In our most recent paper,
Compact CNN for Indexing Egocentric Videos, we present a compact 3D Convolutional Neural
Network (CNN) architecture for long-term activity recognition in egocentric videos. Recognizing long-term activities
enables us to temporally segment (index) long and unstructured egocentric videos. Given a sparse optical flow volume as input,
our CNN classifies the camera wearer's activity. We obtain classification accuracy of 89%, which outperforms our previous work
by 19%. Additional evaluation is performed on an extended
egocentric video dataset,
classifying twice the amount of categories than our previous work. Furthermore, our CNN is able to recognize whether a video
is egocentric or not with 99.2% accuracy, up by 24% from current state-of-the-art. To better understand what the network actually
learns, we propose a novel visualization of CNN kernels as flow fields.
In our original work,
Temporal Segmentation of Egocentric Videos, we propose a robust temporal segmentation of egocentric
videos into a hierarchy of motion classes using a new
Cumulative Displacement Curves.
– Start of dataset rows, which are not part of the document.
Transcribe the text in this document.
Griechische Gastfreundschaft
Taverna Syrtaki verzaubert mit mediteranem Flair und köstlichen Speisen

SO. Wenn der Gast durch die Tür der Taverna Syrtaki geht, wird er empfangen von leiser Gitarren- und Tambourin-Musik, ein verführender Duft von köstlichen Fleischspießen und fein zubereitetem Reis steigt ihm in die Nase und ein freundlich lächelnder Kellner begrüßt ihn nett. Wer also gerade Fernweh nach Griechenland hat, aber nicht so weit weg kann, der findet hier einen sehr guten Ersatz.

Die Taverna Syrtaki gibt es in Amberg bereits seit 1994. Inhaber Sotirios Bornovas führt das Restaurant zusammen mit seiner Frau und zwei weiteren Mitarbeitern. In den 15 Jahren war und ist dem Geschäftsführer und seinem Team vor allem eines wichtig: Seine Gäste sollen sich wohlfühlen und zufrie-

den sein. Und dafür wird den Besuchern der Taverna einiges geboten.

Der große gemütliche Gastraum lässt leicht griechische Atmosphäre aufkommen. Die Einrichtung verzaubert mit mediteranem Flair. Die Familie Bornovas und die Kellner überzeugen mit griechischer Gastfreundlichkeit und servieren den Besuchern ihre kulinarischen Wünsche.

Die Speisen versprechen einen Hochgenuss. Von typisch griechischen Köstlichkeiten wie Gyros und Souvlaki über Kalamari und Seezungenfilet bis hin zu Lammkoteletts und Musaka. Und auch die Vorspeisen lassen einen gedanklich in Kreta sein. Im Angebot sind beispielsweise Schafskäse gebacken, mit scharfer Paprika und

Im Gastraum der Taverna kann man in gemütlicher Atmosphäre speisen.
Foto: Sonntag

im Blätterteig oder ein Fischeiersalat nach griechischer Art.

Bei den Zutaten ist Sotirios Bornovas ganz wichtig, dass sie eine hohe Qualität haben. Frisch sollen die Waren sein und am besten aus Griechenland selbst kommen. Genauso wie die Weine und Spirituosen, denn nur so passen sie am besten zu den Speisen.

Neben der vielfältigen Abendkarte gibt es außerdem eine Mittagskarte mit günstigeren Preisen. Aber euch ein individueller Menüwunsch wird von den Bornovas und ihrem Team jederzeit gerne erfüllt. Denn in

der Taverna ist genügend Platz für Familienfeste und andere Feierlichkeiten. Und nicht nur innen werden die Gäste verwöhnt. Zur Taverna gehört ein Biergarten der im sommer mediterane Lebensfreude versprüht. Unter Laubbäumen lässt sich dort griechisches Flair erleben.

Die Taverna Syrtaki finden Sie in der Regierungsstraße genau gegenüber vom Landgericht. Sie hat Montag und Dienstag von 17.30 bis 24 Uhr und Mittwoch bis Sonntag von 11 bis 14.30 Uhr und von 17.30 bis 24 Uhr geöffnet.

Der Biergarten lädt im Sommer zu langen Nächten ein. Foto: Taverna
Unlike instantaneous motion vectors,
segmentation using integrated motion vectors performs well even in dynamic and crowded scenes. No assumptions are made on the
underlying scene structure and the algorithm works in indoor as well as outdoor situations. We demonstrate the effectiveness of
our approach using publicly available videos as well as choreographed videos. We also suggest an approach to detect the fixation
of wearer's gaze in the walking portion of the egocentric videos.